Эрвин выдерживает полчаса. Его шатает, когда он приземляется рядом с испаряющейся тушей, и Леви инстинктивно подставляет ему плечо. Он ждёт чего угодно: ледяного равнодушия, гнева, недоверия, но Эрвин опирается на него так, словно ничего не произошло.
— Как ты себя чувствуешь? — Ханджи уже крутится рядом с карандашом наизготовку.
— Голова кружится, — отвечает Эрвин, с силой проводя по лицу свободной рукой. — Определённо, стоит чаще тренироваться.
— Ты понял механизм превращения?
— Думаю, да. Спасибо Леви, он напомнил мне о том, чего не стоило забывать.
— Мазохист хренов, — огрызается Леви. — Я не смогу каждый раз приставлять тебе нож к горлу.
— А больше и не нужно. Я кое-что сохранил себе на память, этого будет достаточно, — Эрвин переворачивает левую руку ладонью вверх. Узкий длинный шрам по-прежнему перечёркивает ладонь посередине. — У людей, что живут за этими стенами, всё ещё есть враг, и этот враг может оказаться страшнее и опаснее титанов. Нам стоит разузнать о нём как можно больше, чтобы быть готовыми к бою. Скажи, Леви, ты это хотел услышать?
— Вроде того, — Леви чувствует, что у него горят уши. Ему уже почти стыдно за свою выходку, но противный червячок сомнения замолкает впервые с похода в Шиганшину. Чтобы вытравить его окончательно, стоит попозже зайти к Эрвину и переговорить с ним с глазу на глаз.
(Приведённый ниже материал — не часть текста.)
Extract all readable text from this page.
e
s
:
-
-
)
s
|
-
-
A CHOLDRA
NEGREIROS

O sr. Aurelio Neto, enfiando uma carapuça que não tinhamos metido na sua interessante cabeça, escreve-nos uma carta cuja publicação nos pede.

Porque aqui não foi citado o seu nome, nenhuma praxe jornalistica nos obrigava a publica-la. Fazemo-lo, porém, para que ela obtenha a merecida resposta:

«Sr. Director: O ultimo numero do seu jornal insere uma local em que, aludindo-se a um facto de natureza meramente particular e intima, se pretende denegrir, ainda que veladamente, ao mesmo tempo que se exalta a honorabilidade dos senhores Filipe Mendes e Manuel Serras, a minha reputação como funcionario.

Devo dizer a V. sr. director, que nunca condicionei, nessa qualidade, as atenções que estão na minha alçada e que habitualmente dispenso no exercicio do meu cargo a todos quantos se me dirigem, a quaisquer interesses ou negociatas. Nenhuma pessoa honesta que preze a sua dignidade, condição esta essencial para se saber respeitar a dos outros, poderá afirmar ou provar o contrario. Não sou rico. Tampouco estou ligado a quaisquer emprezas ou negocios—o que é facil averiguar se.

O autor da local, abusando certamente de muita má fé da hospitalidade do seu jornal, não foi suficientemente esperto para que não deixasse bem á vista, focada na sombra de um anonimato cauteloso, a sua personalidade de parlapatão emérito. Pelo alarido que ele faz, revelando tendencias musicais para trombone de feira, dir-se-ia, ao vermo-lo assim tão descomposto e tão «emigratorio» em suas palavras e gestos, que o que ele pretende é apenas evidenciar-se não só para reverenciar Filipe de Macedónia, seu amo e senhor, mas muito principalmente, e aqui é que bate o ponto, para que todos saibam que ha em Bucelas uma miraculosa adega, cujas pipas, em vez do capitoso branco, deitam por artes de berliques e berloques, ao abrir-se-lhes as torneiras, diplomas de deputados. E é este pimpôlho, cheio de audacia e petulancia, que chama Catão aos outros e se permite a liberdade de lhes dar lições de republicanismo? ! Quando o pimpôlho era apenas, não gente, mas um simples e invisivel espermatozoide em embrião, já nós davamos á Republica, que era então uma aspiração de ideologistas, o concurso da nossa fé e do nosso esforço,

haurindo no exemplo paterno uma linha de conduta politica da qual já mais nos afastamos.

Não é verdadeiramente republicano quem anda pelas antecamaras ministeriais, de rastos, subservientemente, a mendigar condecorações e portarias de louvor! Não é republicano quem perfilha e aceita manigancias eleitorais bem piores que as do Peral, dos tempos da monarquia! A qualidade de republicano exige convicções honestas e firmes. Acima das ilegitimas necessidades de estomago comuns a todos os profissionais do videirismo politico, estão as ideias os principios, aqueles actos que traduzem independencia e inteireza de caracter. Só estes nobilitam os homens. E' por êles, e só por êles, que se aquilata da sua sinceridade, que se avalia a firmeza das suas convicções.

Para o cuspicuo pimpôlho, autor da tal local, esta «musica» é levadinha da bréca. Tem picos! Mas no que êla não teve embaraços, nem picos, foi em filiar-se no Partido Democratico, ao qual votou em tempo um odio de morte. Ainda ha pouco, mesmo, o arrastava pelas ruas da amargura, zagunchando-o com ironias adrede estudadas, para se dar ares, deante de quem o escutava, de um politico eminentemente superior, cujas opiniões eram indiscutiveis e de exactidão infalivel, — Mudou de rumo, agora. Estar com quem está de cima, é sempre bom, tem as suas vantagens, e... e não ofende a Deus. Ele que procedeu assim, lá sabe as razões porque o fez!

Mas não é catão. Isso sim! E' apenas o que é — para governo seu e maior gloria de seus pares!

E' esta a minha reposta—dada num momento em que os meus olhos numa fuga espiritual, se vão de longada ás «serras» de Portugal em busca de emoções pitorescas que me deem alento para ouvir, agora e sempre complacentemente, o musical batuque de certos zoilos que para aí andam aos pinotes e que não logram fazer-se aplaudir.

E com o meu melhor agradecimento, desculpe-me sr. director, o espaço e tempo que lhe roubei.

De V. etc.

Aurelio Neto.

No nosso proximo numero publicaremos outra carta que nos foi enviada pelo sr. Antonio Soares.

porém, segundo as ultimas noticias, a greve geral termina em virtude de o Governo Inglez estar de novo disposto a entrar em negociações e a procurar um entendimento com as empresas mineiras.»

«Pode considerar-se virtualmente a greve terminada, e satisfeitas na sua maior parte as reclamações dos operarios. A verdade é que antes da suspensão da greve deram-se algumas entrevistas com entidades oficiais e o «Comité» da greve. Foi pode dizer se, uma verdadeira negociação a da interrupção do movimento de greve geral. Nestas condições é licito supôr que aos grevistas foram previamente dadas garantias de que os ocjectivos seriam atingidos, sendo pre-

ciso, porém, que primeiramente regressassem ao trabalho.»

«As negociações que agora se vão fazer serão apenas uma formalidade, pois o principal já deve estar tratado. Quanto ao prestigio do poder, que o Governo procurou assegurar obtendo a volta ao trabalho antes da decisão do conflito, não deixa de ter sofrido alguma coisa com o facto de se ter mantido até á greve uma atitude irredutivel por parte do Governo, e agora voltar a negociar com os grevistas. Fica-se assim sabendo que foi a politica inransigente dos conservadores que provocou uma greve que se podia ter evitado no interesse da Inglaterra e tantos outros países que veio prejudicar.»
Разговор обещает получиться долгим и муторным, но он определённо того стоит.
— Предлагаю выпить за успех эксперимента, — в голосе Ханджи сквозит плохо прикрытое облегчение. — И заодно составить план тренировок. Скоро у нас останется не так-то много свободного времени.
— Поддерживаю, — Эрвин слабо улыбается, впервые за чёрт знает сколько времени. — И я до сих пор не видел ваших подробных отчётов о походе в Шиганшину. Особенно меня интересует Звероподобный титан.
— Так точно, — Леви улавливает намёк. — Будет готов к завтрашнему утру.